Wei Min, Li Qingquan, Xin Xiaoge, Zhou Wei, Han Zhenyu, Luo Yong, Zhao Zongci
Ministry of Education Key Laboratory for Earth System Modeling, Department of Earth System Science, Tsinghua University, Beijing 100084, China; Joint Center for Global Change Studies, Beijing 100875, China; National Meteorological Information Center, China Meteorological Administration, Beijing 100081, China.
Laboratory for Climate Studies, National Climate Center, China Meteorological Administration, Beijing 100081, China; Collaborative Innovation Center on Forecast and Evaluation of Meteorological Disasters, Nanjing University of Information Science and Technology, Nanjing 210044, China.
Sci Bull (Beijing). 2017 Aug 30;62(16):1142-1147. doi: 10.1016/j.scib.2017.08.012. Epub 2017 Aug 10.
Decadal prediction experiments of Beijing Climate Center climate system model version 1.1 (BCC-CSM1.1) participated in Coupled Model Intercomparison Project Phase 5 (CMIP5) had poor skill in extratropics of the North Atlantic, the initialization of which was done by relaxing modeled ocean temperature to the Simple Ocean Data Assimilation (SODA) reanalysis data. This study aims to improve the prediction skill of this model by using the assimilation technique in the initialization. New ocean data are firstly generated by assimilating the sea surface temperature (SST) of the Hadley Centre Sea Ice and Sea Surface Temperature (HadISST) dataset to the ocean model of BCC-CSM1.1 via Ensemble Optimum Interpolation (EnOI). Then a suite of decadal re-forecasts launched annually over the period 1961-2005 is carried out with simulated ocean temperature restored to the assimilated ocean data. Comparisons between the re-forecasts and previous CMIP5 forecasts show that the re-forecasts are more skillful in mid-to-high latitude SST of the North Atlantic. Improved prediction skill is also found for the Atlantic multi-decadal oscillation (AMO), which is consistent with the better skill of Atlantic meridional overturning circulation (AMOC) predicted by the re-forecasts. We conclude that the EnOI assimilation generates better ocean data than the SODA reanalysis for initializing decadal climate prediction of BCC-CSM1.1 model.

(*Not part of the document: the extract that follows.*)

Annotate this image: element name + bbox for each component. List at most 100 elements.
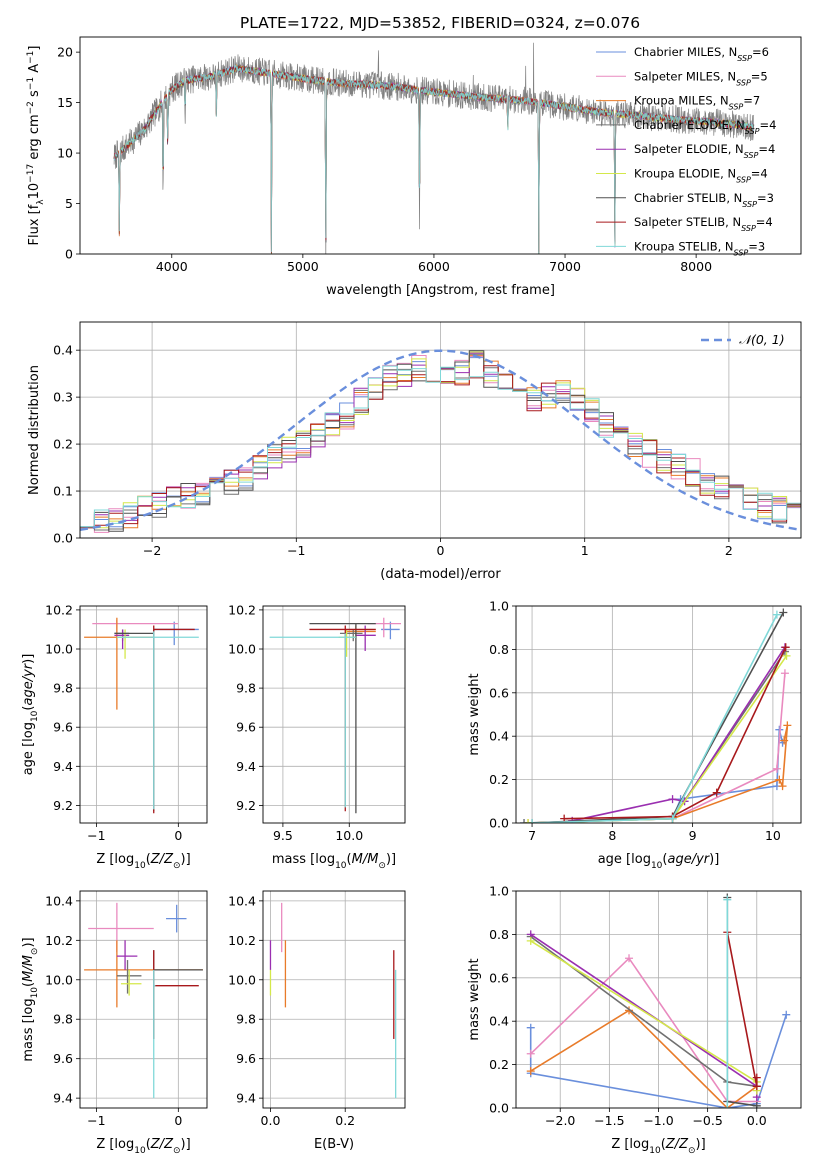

参与耦合模式比较计划第五阶段(CMIP5)的北京气候中心气候系统模式版本1.1(BCC-CSM1.1)的年代际预测实验,在北大西洋温带地区的预测技巧较差,其初始化是通过将模式海洋温度松弛到简单海洋数据同化(SODA)再分析数据来完成的。本研究旨在通过在初始化过程中使用同化技术来提高该模式的预测技巧。首先,通过集合最优插值(EnOI)将哈德利中心海冰和海表面温度(HadISST)数据集的海表面温度(SST)同化到BCC-CSM1.1的海洋模式中,生成新的海洋数据。然后,在1961 - 2005年期间每年进行一组年代际再预测,将模拟海洋温度恢复到同化后的海洋数据。再预测与之前CMIP5预测的比较表明,再预测在北大西洋中高纬度海表面温度方面更具技巧性。在大西洋多年代际振荡(AMO)方面也发现了预测技巧的提高,这与再预测所预测的大西洋经向翻转环流(AMOC)的更好技巧相一致。我们得出结论,对于初始化BCC-CSM1.1模式的年代际气候预测,EnOI同化产生的海洋数据比SODA再分析更好。